4.8 Heat Size: The number of competitors who may compete in a single heat is a function of the size of the racing area, the visibility of the course, wind and sea conditions, and the class of boat being sailed. Large heat sizes are preferred if they can be accommodated, because it increases the number of heats in which each skipper can sail, thus ensuring that the final results reflect the ability of the competitors. All heats should contain an approximately equal number of boats.
4.9 Length of Start, Finish lines: The minimum distance between the starting marks should be approximately equal to the number of boats in a heat times the length of the boats.
4.10 Control Area size and extent may be limited by the race committee, however it should always include the ability to sight down the start and finish lines.
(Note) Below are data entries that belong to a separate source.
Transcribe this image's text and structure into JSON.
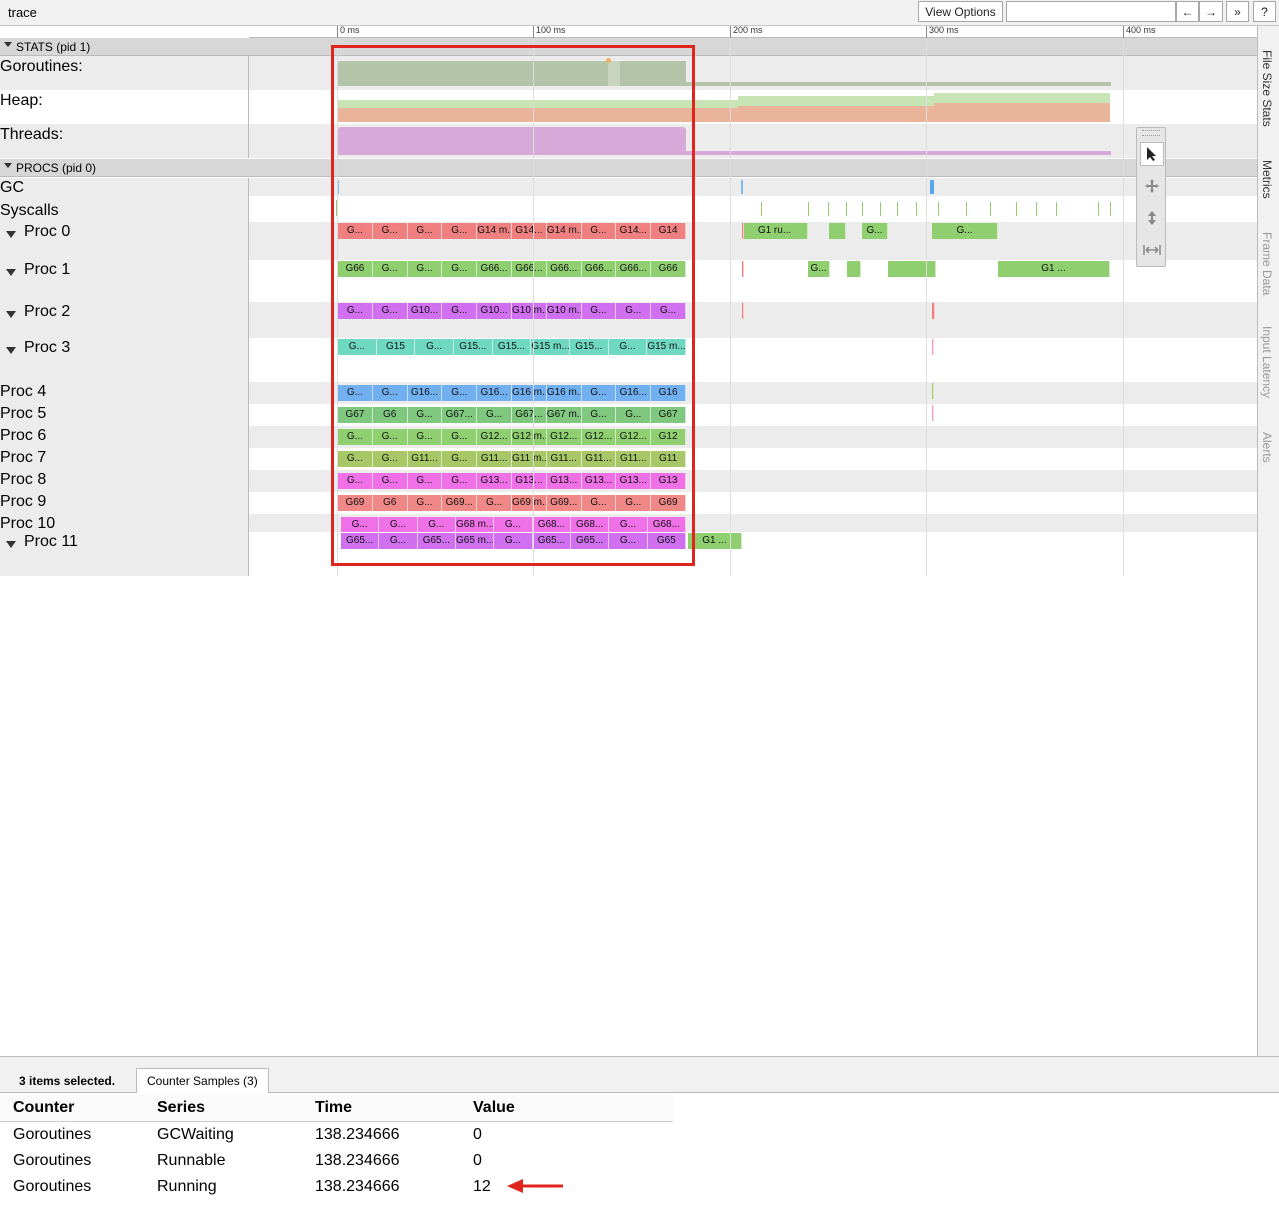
{
  "window": {
    "title": "trace"
  },
  "toolbar": {
    "view_options": "View Options",
    "search_placeholder": "",
    "prev": "←",
    "next": "→",
    "more": "»",
    "help": "?"
  },
  "ruler": {
    "ticks": [
      "0 ms",
      "100 ms",
      "200 ms",
      "300 ms",
      "400 ms"
    ]
  },
  "stats": {
    "header": "STATS (pid 1)",
    "rows": [
      "Goroutines:",
      "Heap:",
      "Threads:"
    ]
  },
  "procs": {
    "header": "PROCS (pid 0)",
    "gc": "GC",
    "syscalls": "Syscalls",
    "rows": [
      {
        "label": "Proc 0",
        "expanded": true,
        "color": "#f08080",
        "slices": [
          "G...",
          "G...",
          "G...",
          "G...",
          "G14 m...",
          "G14...",
          "G14 m...",
          "G...",
          "G14...",
          "G14"
        ]
      },
      {
        "label": "Proc 1",
        "expanded": true,
        "color": "#8fcf6f",
        "slices": [
          "G66",
          "G...",
          "G...",
          "G...",
          "G66...",
          "G66...",
          "G66...",
          "G66...",
          "G66...",
          "G66"
        ]
      },
      {
        "label": "Proc 2",
        "expanded": true,
        "color": "#d070f0",
        "slices": [
          "G...",
          "G...",
          "G10...",
          "G...",
          "G10...",
          "G10 m...",
          "G10 m...",
          "G...",
          "G...",
          "G..."
        ]
      },
      {
        "label": "Proc 3",
        "expanded": true,
        "color": "#6fd8c0",
        "slices": [
          "G...",
          "G15",
          "G...",
          "G15...",
          "G15...",
          "G15 m...",
          "G15...",
          "G...",
          "G15 m..."
        ]
      },
      {
        "label": "Proc 4",
        "expanded": false,
        "color": "#70b0f0",
        "slices": [
          "G...",
          "G...",
          "G16...",
          "G...",
          "G16...",
          "G16 m...",
          "G16 m...",
          "G...",
          "G16...",
          "G16"
        ]
      },
      {
        "label": "Proc 5",
        "expanded": false,
        "color": "#80c880",
        "slices": [
          "G67",
          "G6",
          "G...",
          "G67...",
          "G...",
          "G67...",
          "G67 m...",
          "G...",
          "G...",
          "G67"
        ]
      },
      {
        "label": "Proc 6",
        "expanded": false,
        "color": "#8fcf6f",
        "slices": [
          "G...",
          "G...",
          "G...",
          "G...",
          "G12...",
          "G12 m...",
          "G12...",
          "G12...",
          "G12...",
          "G12"
        ]
      },
      {
        "label": "Proc 7",
        "expanded": false,
        "color": "#a8c868",
        "slices": [
          "G...",
          "G...",
          "G11...",
          "G...",
          "G11...",
          "G11 m...",
          "G11...",
          "G11...",
          "G11...",
          "G11"
        ]
      },
      {
        "label": "Proc 8",
        "expanded": false,
        "color": "#f070e8",
        "slices": [
          "G...",
          "G...",
          "G...",
          "G...",
          "G13...",
          "G13...",
          "G13...",
          "G13...",
          "G13...",
          "G13"
        ]
      },
      {
        "label": "Proc 9",
        "expanded": false,
        "color": "#f08888",
        "slices": [
          "G69",
          "G6",
          "G...",
          "G69...",
          "G...",
          "G69 m...",
          "G69...",
          "G...",
          "G...",
          "G69"
        ]
      },
      {
        "label": "Proc 10",
        "expanded": false,
        "color": "#f070e8",
        "slices": [
          "G...",
          "G...",
          "G...",
          "G68 m...",
          "G...",
          "G68...",
          "G68...",
          "G...",
          "G68..."
        ]
      },
      {
        "label": "Proc 11",
        "expanded": true,
        "color": "#d070f0",
        "slices": [
          "G65...",
          "G...",
          "G65...",
          "G65 m...",
          "G...",
          "G65...",
          "G65...",
          "G...",
          "G65"
        ]
      }
    ],
    "later_labels": {
      "proc0_a": "G1 ru...",
      "proc0_b": "G...",
      "proc0_c": "G...",
      "proc1_a": "G...",
      "proc1_b": "G1 ...",
      "proc11_a": "G1 ..."
    }
  },
  "sidebar_tabs": [
    "File Size Stats",
    "Metrics",
    "Frame Data",
    "Input Latency",
    "Alerts"
  ],
  "bottom": {
    "selection": "3 items selected.",
    "tab": "Counter Samples (3)",
    "columns": [
      "Counter",
      "Series",
      "Time",
      "Value"
    ],
    "rows": [
      {
        "counter": "Goroutines",
        "series": "GCWaiting",
        "time": "138.234666",
        "value": "0"
      },
      {
        "counter": "Goroutines",
        "series": "Runnable",
        "time": "138.234666",
        "value": "0"
      },
      {
        "counter": "Goroutines",
        "series": "Running",
        "time": "138.234666",
        "value": "12"
      }
    ]
  },
  "colors": {
    "highlight": "#e0251f"
  }
}
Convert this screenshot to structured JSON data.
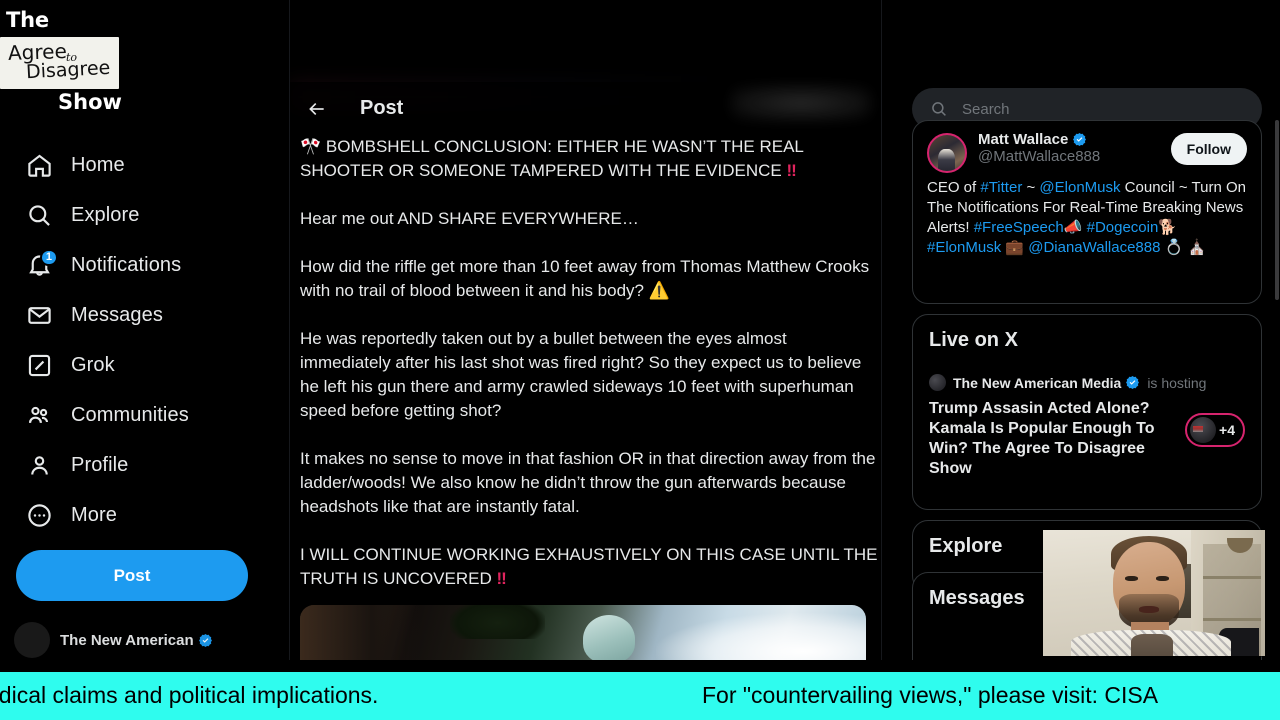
{
  "overlay_logo": {
    "line1": "The",
    "plate_word1": "Agree",
    "plate_to": "to",
    "plate_word2": "Disagree",
    "line3": "Show"
  },
  "sidebar": {
    "items": [
      {
        "label": "Home",
        "icon": "home-icon",
        "badge": null
      },
      {
        "label": "Explore",
        "icon": "search-icon",
        "badge": null
      },
      {
        "label": "Notifications",
        "icon": "bell-icon",
        "badge": "1"
      },
      {
        "label": "Messages",
        "icon": "envelope-icon",
        "badge": null
      },
      {
        "label": "Grok",
        "icon": "grok-icon",
        "badge": null
      },
      {
        "label": "Communities",
        "icon": "people-icon",
        "badge": null
      },
      {
        "label": "Profile",
        "icon": "person-icon",
        "badge": null
      },
      {
        "label": "More",
        "icon": "more-circle-icon",
        "badge": null
      }
    ],
    "post_button": "Post",
    "account": {
      "name": "The New American"
    }
  },
  "center": {
    "back_label": "Back",
    "title": "Post",
    "paragraphs": [
      "🎌 BOMBSHELL CONCLUSION: EITHER HE WASN’T THE REAL SHOOTER OR SOMEONE TAMPERED WITH THE EVIDENCE ‼️",
      "Hear me out AND SHARE EVERYWHERE…",
      "How did the riffle get more than 10 feet away from Thomas Matthew Crooks with no trail of blood between it and his body? ⚠️",
      "He was reportedly taken out by a bullet between the eyes almost immediately after his last shot was fired right? So they expect us to believe he left his gun there and army crawled sideways 10 feet with superhuman speed before getting shot?",
      "It makes no sense to move in that fashion OR in that direction away from the ladder/woods! We also know he didn’t throw the gun afterwards because headshots like that are instantly fatal.",
      "I WILL CONTINUE WORKING EXHAUSTIVELY ON THIS CASE UNTIL THE TRUTH IS UNCOVERED ‼️"
    ],
    "media_alt": "attached photo"
  },
  "search": {
    "placeholder": "Search",
    "value": ""
  },
  "profile_card": {
    "name": "Matt Wallace",
    "verified": true,
    "handle": "@MattWallace888",
    "follow_label": "Follow",
    "bio_parts": [
      {
        "text": "CEO of ",
        "link": false
      },
      {
        "text": "#Titter",
        "link": true
      },
      {
        "text": " ~ ",
        "link": false
      },
      {
        "text": "@ElonMusk",
        "link": true
      },
      {
        "text": " Council ~ Turn On The Notifications For Real-Time Breaking News Alerts! ",
        "link": false
      },
      {
        "text": "#FreeSpeech",
        "link": true
      },
      {
        "text": "📣 ",
        "link": false
      },
      {
        "text": "#Dogecoin",
        "link": true
      },
      {
        "text": "🐕 ",
        "link": false
      },
      {
        "text": "#ElonMusk",
        "link": true
      },
      {
        "text": " 💼 ",
        "link": false
      },
      {
        "text": "@DianaWallace888",
        "link": true
      },
      {
        "text": " 💍 ⛪",
        "link": false
      }
    ]
  },
  "live_on_x": {
    "panel_title": "Live on X",
    "host_name": "The New American Media",
    "host_verified": true,
    "host_suffix": "is hosting",
    "space_title": "Trump Assasin Acted Alone? Kamala Is Popular Enough To Win? The Agree To Disagree Show",
    "listener_count": "+4"
  },
  "explore_panel": {
    "title": "Explore"
  },
  "messages_panel": {
    "title": "Messages"
  },
  "ticker": {
    "segment_left": "edical claims and political implications.",
    "segment_right": "For \"countervailing views,\" please visit: CISA",
    "background_color": "#2ffcee",
    "text_color": "#000000"
  },
  "colors": {
    "accent_blue": "#1d9bf0",
    "verified_blue": "#1d9bf0",
    "alert_red": "#e0245e",
    "live_pink": "#d6246e",
    "page_background": "#000000",
    "panel_border": "#2f3336",
    "muted_text": "#71767b",
    "primary_text": "#e7e9ea"
  }
}
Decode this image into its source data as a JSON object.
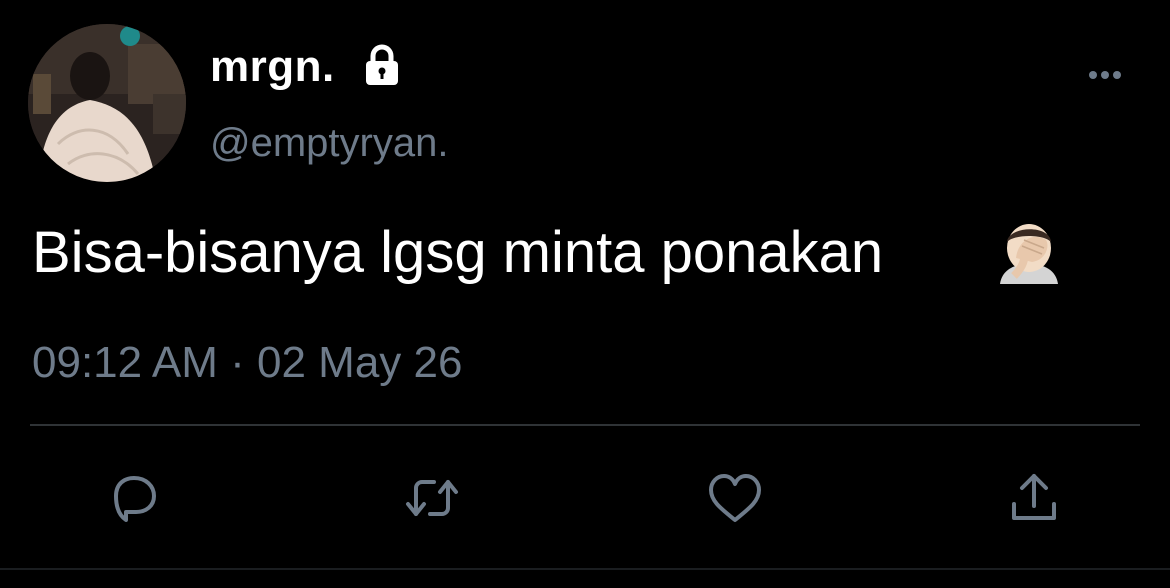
{
  "user": {
    "display_name": "mrgn.",
    "handle": "@emptyryan.",
    "protected_icon": "lock-icon",
    "avatar": "profile-photo"
  },
  "tweet": {
    "text": "Bisa-bisanya lgsg minta ponakan",
    "emoji": "facepalm-icon",
    "timestamp": "09:12 AM · 02 May 26"
  },
  "actions": [
    {
      "icon": "reply-icon"
    },
    {
      "icon": "retweet-icon"
    },
    {
      "icon": "like-icon"
    },
    {
      "icon": "share-icon"
    }
  ],
  "menu": {
    "icon": "more-options-icon"
  },
  "colors": {
    "background": "#000000",
    "primary_text": "#ffffff",
    "secondary_text": "#6e7b8a",
    "divider": "#2f3336"
  }
}
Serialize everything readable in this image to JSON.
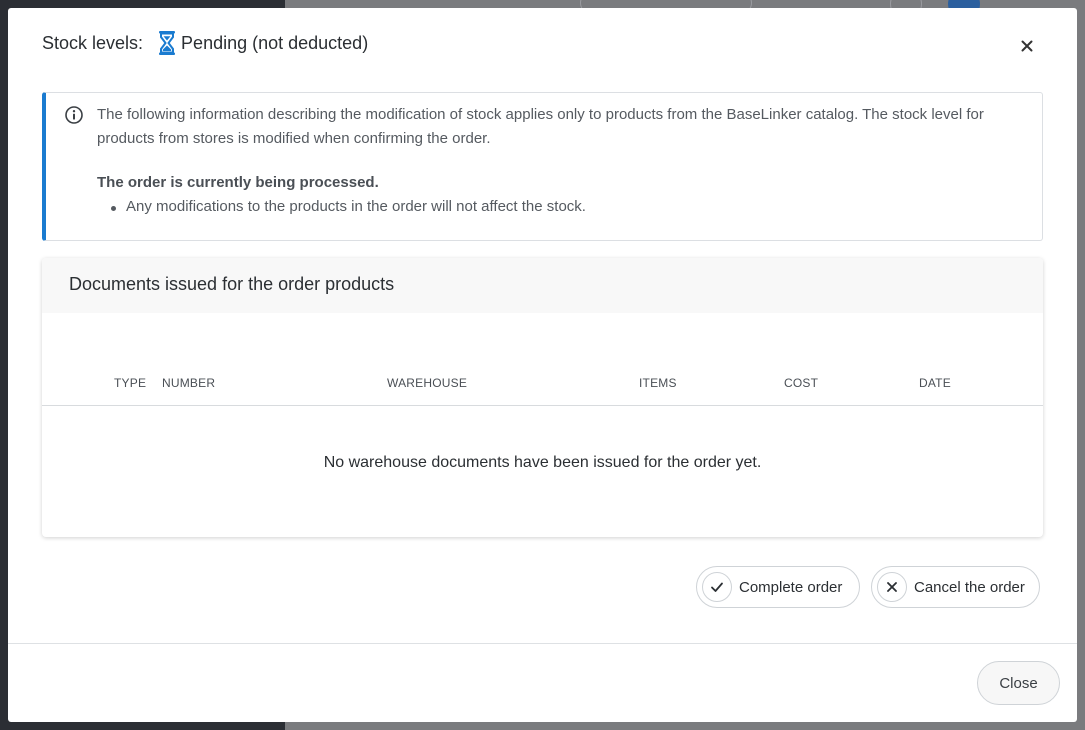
{
  "modal": {
    "title_label": "Stock levels:",
    "status_text": "Pending (not deducted)",
    "status_icon": "hourglass-icon",
    "close_icon": "close-icon"
  },
  "info": {
    "icon": "info-icon",
    "text": "The following information describing the modification of stock applies only to products from the BaseLinker catalog. The stock level for products from stores is modified when confirming the order.",
    "bold": "The order is currently being processed.",
    "bullets": [
      "Any modifications to the products in the order will not affect the stock."
    ]
  },
  "documents": {
    "title": "Documents issued for the order products",
    "columns": [
      "TYPE",
      "NUMBER",
      "WAREHOUSE",
      "ITEMS",
      "COST",
      "DATE"
    ],
    "empty_text": "No warehouse documents have been issued for the order yet."
  },
  "actions": {
    "complete_label": "Complete order",
    "cancel_label": "Cancel the order"
  },
  "footer": {
    "close_label": "Close"
  },
  "colors": {
    "accent": "#1a7bd0",
    "hourglass": "#1a7bd0"
  }
}
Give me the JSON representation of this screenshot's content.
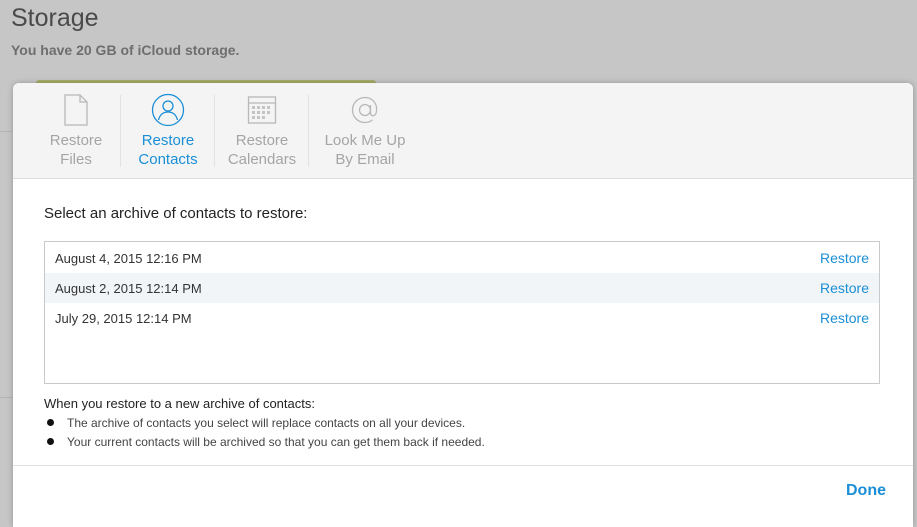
{
  "background": {
    "title": "Storage",
    "subtitle": "You have 20 GB of iCloud storage."
  },
  "tabs": [
    {
      "label": "Restore\nFiles",
      "icon": "file-icon",
      "active": false
    },
    {
      "label": "Restore\nContacts",
      "icon": "contacts-icon",
      "active": true
    },
    {
      "label": "Restore\nCalendars",
      "icon": "calendar-icon",
      "active": false
    },
    {
      "label": "Look Me Up\nBy Email",
      "icon": "at-sign-icon",
      "active": false
    }
  ],
  "prompt": "Select an archive of contacts to restore:",
  "archives": [
    {
      "date": "August 4, 2015 12:16 PM",
      "action": "Restore"
    },
    {
      "date": "August 2, 2015 12:14 PM",
      "action": "Restore"
    },
    {
      "date": "July 29, 2015 12:14 PM",
      "action": "Restore"
    }
  ],
  "note": {
    "title": "When you restore to a new archive of contacts:",
    "bullets": [
      "The archive of contacts you select will replace contacts on all your devices.",
      "Your current contacts will be archived so that you can get them back if needed."
    ]
  },
  "footer": {
    "done_label": "Done"
  },
  "colors": {
    "accent": "#1b8fd6",
    "inactive_tab": "#a5a5a5"
  }
}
4.11 Race Officials: Events are managed by the race committee (RC), whose authority and duties are defined in the RRS, as well as AMYA regulations mentioned in above. The race committee may elect or appoint a chairman (principal regatta official or PRO, or 'Race Director' in AMYA terminology). At many events, the Race Director (RD) is a committee of one, who fills the role of the RC. Ideally, the race director should be assisted by a starting line judge, a judge for each mark on the course, 2 finish line judges and a score keeper. The RD should inform competitors just what mark judges will and will not do at the event in question. Will they call boat-to-boat contacts? What will they hail when contact is made with a mark? What will they do if they cannot promptly identify the boat?